El autor del anterior testimonio es Sandor Ardai, antiguo chófer del mencionado Raúl Wallenberg, el Schindler sueco que salvó las vidas de unos 100.000 judíos en Hungría a finales de la II Guerra Mundial. Sin embargo, Wallenberg ha pasado a la Historia no especialmente por sus actos heroicos, sino por su misteriosa desaparición en 1945. Desde ese año, nadie ha aportado una explicación creíble sobre el destino de este diplomático.

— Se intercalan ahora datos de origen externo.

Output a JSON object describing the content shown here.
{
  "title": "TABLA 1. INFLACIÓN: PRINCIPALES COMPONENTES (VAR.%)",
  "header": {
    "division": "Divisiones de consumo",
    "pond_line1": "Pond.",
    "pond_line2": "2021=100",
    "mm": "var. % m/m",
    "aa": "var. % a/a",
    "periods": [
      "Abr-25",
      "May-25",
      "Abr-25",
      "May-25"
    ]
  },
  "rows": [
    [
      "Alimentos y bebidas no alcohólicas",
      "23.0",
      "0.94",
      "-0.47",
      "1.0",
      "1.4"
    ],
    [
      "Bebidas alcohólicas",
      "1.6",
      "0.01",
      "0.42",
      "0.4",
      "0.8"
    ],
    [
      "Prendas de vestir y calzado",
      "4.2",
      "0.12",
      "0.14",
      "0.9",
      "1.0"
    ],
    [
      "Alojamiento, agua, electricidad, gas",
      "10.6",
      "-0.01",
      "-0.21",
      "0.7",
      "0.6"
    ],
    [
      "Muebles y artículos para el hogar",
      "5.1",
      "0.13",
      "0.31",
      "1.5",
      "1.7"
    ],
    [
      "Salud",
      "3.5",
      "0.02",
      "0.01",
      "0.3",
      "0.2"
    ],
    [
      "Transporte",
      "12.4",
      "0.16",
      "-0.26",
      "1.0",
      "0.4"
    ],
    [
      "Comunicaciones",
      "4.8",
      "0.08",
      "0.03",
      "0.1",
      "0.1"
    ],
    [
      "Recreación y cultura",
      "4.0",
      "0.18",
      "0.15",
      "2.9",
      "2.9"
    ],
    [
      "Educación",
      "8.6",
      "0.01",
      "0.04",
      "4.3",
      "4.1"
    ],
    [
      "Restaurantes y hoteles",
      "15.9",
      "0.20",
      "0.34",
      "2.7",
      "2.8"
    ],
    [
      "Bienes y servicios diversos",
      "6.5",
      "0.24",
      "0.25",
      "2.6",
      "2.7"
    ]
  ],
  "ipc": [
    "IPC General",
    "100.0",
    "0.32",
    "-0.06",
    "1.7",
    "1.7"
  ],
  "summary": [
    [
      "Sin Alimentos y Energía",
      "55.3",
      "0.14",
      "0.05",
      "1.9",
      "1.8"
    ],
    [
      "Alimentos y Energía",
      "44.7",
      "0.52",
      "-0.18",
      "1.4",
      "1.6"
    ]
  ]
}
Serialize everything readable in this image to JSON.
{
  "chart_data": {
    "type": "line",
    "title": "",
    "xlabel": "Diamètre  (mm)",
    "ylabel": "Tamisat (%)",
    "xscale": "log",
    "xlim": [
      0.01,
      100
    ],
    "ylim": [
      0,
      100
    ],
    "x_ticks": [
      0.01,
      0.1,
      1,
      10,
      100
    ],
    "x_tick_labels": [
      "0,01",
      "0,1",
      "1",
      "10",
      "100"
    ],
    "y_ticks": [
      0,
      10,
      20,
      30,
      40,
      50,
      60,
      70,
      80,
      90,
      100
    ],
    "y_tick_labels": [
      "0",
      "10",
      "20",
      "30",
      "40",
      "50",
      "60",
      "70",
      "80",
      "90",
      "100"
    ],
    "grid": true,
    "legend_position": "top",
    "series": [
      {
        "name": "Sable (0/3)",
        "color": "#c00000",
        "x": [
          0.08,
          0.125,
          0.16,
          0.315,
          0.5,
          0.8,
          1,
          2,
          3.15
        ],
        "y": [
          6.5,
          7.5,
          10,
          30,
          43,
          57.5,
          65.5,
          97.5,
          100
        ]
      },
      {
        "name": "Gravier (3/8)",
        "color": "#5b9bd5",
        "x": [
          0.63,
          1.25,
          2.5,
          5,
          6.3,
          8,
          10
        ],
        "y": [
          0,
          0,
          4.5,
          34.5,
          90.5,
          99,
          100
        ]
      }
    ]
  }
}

Miembro de una familia aristocrática de Suecia, de prominentes banqueros, embajadores y hasta obispos luteranos, Raúl Wallenberg tenía 29 años cuando resolvió abandonar su cómoda vida en Estocolmo (era arquitecto y empresario y estaba de novio con una bella muchacha que después fue artista de cine) para hacerse cargo de una misión diplomática tendiente a ayudar en Hungría a los judíos perseguidos por el nazismo. Mientras Adolfo Eichmann, que había exterminado ya a 400.000 judíos húngaros, intentaba en Budapest mandar a Auschwitz a los 230.000 restantes, Wallenberg montó dos residencias para albergar bajo la bandera de su país a los perseguidos. Invocando la neutralidad de Suecia (que los nazis necesitaban) y valiéndose de halagos y promesas de inmunidad futura a la esposa de uno de los ministros del gobierno títere de Ferenc Szalasi, logró que se le permitiera otorgar pasaportes de protección a quienes tuvieran vínculos o parentescos en Suecia. En algún momento, cuando los militantes de las Flechas Cruzadas (húngaros pro nazis) atacaron la embajada sueca y lo privaron temporariamente de su automóvil, Wallenberg llegó a recorrer en bicicleta las calles de la ciudad, plenas de peligro y actos de violencia, para rescatar a los seres humanos a los que protegía contra el horror cotidiano.
Cuando Eichmann ordenó llevar a pie a mujeres y niños judíos hasta la frontera con Austria, para conducirlos desde allí en trenes a Auschwitz, y a los hombres al frente ruso pudo verse al costado de los caminos a la figura legendaria de Raúl Wallenberg, parado con su largo saco de cuero y sombrero de piel al lado de su auto, liberando con sus pasaportes a miles de personas y brindando a los demás medicinas y alimentos.
En los primeros días de 1945, cuando los rusos estaban a punto de entrar a Budapest, el jefe de las S.S. tuvo la intención de aniquilar a los 95.000 judíos que quedaban en los dos ghettos de la ciudad. Mediante la amenaza de pedir su juzgamiento futuro por crímenes de guerra y también con dádivas de alimentos a la policía húngara, Wallenberg logró evitar la tragedia definitiva. Poco después, los soviéticos entraron a la ciudad, detuvieron a Raúl y este desapareció para siempre. Este joven idealista tenía entonces solamente 31 años.
Wallenberg era un héroe sin armas. Sólo disponía de su inmunidad diplomática, que poco valía ante la impiedad del nazismo. No poseía ningún instrumento de lucha fuera de la palabra. Su imaginación reemplazó a la fuerza y su destreza intelectual, al fusil. Enfrentó todos los peligros con la valentía de un héroe de saga escandinava, aunque sin espada.
En una hazaña inigualable durante el Holocausto, logró, directa e indirectamente, salvar la vida de 100.000 personas.
Raúl Wallenberg, un protestante luterano cuya compasión y amor por el pueblo judío lo ha hecho merecedor de un lugar en el corazón de Israel.